ATLAS CONSISTENCY CHECKS
Manchester, Oxford, Birmingham, Sussex, RHUL, Sheffield, Brunel and QMUL still open - a mix of chugging along nicely and being very much "On Hold".

Monday 18th January 2016, 14.00 GMT
49(!!) Open UK Tickets this week

NGI
118930 (18/1)
The NGI received a ticket concerning incorrect or missing glue information for the Tier 1, Brunel, Imperial, Liverpool, Durham, Glasgow, Bristol, Oxford and RALPP. The variables in question are GlueSubClusterPhysicalCPUs, GlueSubClusterLogicalCPUs and GlueHostProcessorOtherDescription. There are some extra instructions in the ticket - it would be nice if we didn't have to create child tickets (hint hint...).

ATLAS CONSISTENCY CHECKS (10 tickets)
Progress, or at least non-exciting but reassuring updates, on these. Birmingham and Glasgow tickets could do with an update (even if it's a "nothing to see here").

The QMUL ticket had an update providing feedback that might be useful to others too:
https://ggus.eu/?mode=ticket_info&ticket_id=117880

HTTP TF (5 tickets)
ECDF, Manchester, Sheffield and Glasgow are on the HTTP TF list - although no tickets are stale at the moment.

TIER 1 RECOMMENDATIONS
118809 (12/1) An interesting ticket asking T0 and T1s to fill in a questionnaire on configuring batch job memory limits - the Tier 1 have did their bit and the ticket is On Holded for feedback.

GLASGOW
118732 (9/1)
This ticket has got confusing - atlas want a dump for files "lost" at Glasgow that by the looks of it actually never made it to the site in the first place... Waiting for reply (15/1)

TIER 1 DUPLICATES
Are these three CMS are the same (or similar or related) issues -or am I just getting my wires crossed?
118494 (23/12/15)
116864 (12/10/15)
118722 (8/1)

CAN BE CLOSED (I THINK)
IC - 118162 (lfc ticket)
QM - 118839 (atlas job mcore jobs failures - doesn't look like the problem persists).

NEARLY THERE:
Lancaster - 118637 (squid misconfiguration hammering statum-0)
Birmingham - 118155 (biomed SE use - biomed now think they deleted all data at Birmingham).
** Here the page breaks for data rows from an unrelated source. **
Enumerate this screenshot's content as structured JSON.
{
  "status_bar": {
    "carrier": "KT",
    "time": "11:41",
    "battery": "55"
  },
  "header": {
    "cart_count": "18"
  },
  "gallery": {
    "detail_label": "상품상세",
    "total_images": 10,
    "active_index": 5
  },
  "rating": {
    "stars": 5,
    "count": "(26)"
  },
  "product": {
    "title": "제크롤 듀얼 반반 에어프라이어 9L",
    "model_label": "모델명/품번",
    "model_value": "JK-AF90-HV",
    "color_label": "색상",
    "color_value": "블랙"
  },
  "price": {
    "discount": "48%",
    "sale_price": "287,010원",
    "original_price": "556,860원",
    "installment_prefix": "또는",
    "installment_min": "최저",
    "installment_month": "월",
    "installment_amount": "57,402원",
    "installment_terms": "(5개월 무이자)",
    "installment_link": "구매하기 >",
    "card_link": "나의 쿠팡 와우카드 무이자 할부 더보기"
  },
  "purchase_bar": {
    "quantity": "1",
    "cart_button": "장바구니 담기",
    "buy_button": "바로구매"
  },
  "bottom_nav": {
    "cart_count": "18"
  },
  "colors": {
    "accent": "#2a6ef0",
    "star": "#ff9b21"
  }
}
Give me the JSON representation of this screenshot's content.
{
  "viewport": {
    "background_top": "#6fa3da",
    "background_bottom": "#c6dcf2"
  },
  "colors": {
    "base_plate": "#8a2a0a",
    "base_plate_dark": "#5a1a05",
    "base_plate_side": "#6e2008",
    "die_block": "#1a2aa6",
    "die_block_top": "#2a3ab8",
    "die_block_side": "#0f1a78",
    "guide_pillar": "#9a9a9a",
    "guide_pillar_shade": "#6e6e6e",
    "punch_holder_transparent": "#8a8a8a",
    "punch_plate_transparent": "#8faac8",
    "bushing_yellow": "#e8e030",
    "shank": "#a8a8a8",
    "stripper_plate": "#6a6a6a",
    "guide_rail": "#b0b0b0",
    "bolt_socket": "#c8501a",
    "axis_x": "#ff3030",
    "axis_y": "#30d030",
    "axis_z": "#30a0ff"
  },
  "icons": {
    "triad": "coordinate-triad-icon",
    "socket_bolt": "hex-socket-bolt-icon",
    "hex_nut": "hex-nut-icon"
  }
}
Monday 11th January 2016, 14.30 GMT
48(!) Open UK Tickets this week

  • VOMS TWEAK

118603: nsccs.ac.uk has been requested to be removed from the gridpp voms servers. Just "Assigned" to the UK as a whole at the moment.

  • THE HTTP TASK FORCE STRIKES

Lancaster, RHUL and Manchester all had http TF tickets alongside Glasgow. Your site might be next! It'll be worth checking the monitoring pages and reviewing the documentation if you are: atlas: http://cern.ch/go/h8Rr
lhcb: http://cern.ch/go/Bk8J
https://twiki.cern.ch/twiki/bin/view/LCG/HTTPTFSAMProbe

  • TRANSFER ODDITIES

118494: The Tier-1 have a CMS ticket where xrootd is expecting a file which phedex and DAS don't think is at RAL. Is this even a site problem?

118728: In a similar vein, QMUL have an atlas ticket where a single file is refusing to be transfered - Dan has noticed a number of write attempts followed by immediate deletion. Checksumming causing a problem?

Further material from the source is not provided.